After his service in the army, Marshall studied law with George Wythe and became a lawyer in 1780. In 1782, he was elected to the Virginia House of Delegates, where he served for 9 of the next 14 years, during which time his reputation as a lawyer continued to grow. In 1788, he helped lead the Federalists in securing the vote to accept the US Constitution at the Virginia Ratification Convention. In the late 1780s, he spoke in several prominent cases before both the Virginia and US Supreme Courts.


Marshall turned down appointments from George Washington to be the US Attorney General and the Ambassador to France. President John Adams, however, was successful in appointing Marshall as one of the commissioners to France. That mission ended in the scandal known as the XYZ Affair, during which the commissioners were asked to pay bribes to deal with French officials, but refused. The affair made Marshall quite popular at home.

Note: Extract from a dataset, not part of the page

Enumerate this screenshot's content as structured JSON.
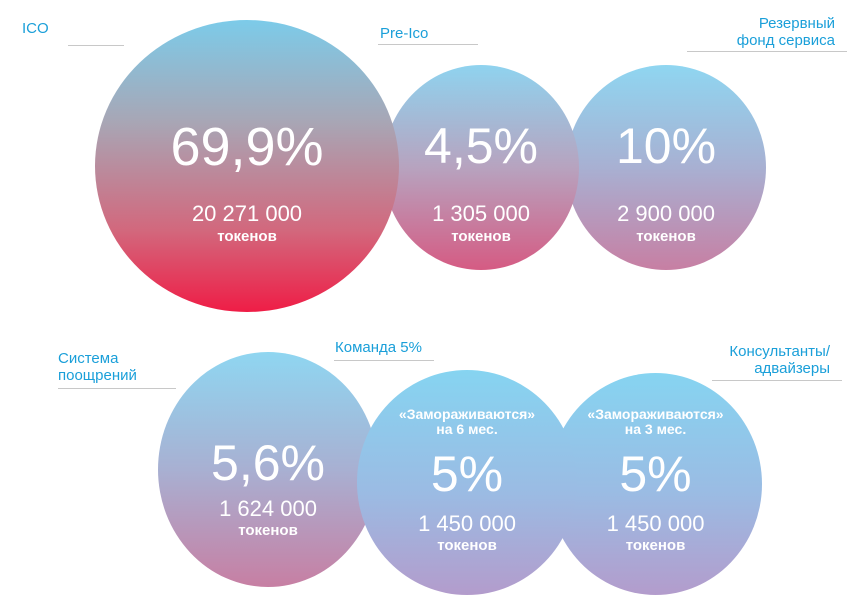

In 1799, Marshall was elected a member of the House of Representatives from Richmond, Virginia. The next year, President Adams successfully appointed Marshall his Secretary of State. When Adams lost the 1800 election, he chose Marshall in a last minute flurry of appointments to be the Chief Justice of the Supreme Court. John Adams later said that was the best decision of his entire life.


Marshall served as Chief Justice for 34 years, the longest service of any chief justice. Marshall used his position of influence to cement Federalist policies into law, which supported a powerful central government. He was often at odds with President Thomas Jefferson and his Democrat-Republican party, which favored states’ rights and small government.


Marshall’s policies helped establish the Supreme Court as an equal branch of the federal government, giving it authority to review the actions and laws of the President and Congress and deem them “unconstitutional.” The Marshall Court helped establish that the government must obey the Constitution and that federal law supersedes state law. His Court gave Congress large leeway in deciding what was “necessary and proper” to do its duties; helped define Congress’ role in regulating interstate commerce; established the idea that corporations have the same rights as individuals; and ruled that the Bill of Rights was only intended as a restriction against the federal government.


Marshall served on the Supreme Court right up to his death on July 6, 1835. His other accomplishments include writing and publishing a 5 volume
biography of George Washington; serving as the first president of the American Colonization Society, which settled freed American slaves in Liberia; and serving at the 1829 Virginia Constitutional Convention. When he died in 1835, he was one of the last surviving leaders of the founding generation.


Jack Manning

Historian General
National Society Sons of the American Revolution


“If men through fear, fraud or mistake, should in terms renounce and give up
any essential natural right, the eternal law of reason and the great end of
society, would absolutely vacate such renunciation; the right to freedom
being the gift of God Almighty, it is not in the power of Man to alienate
this gift, and voluntarily become a slave.”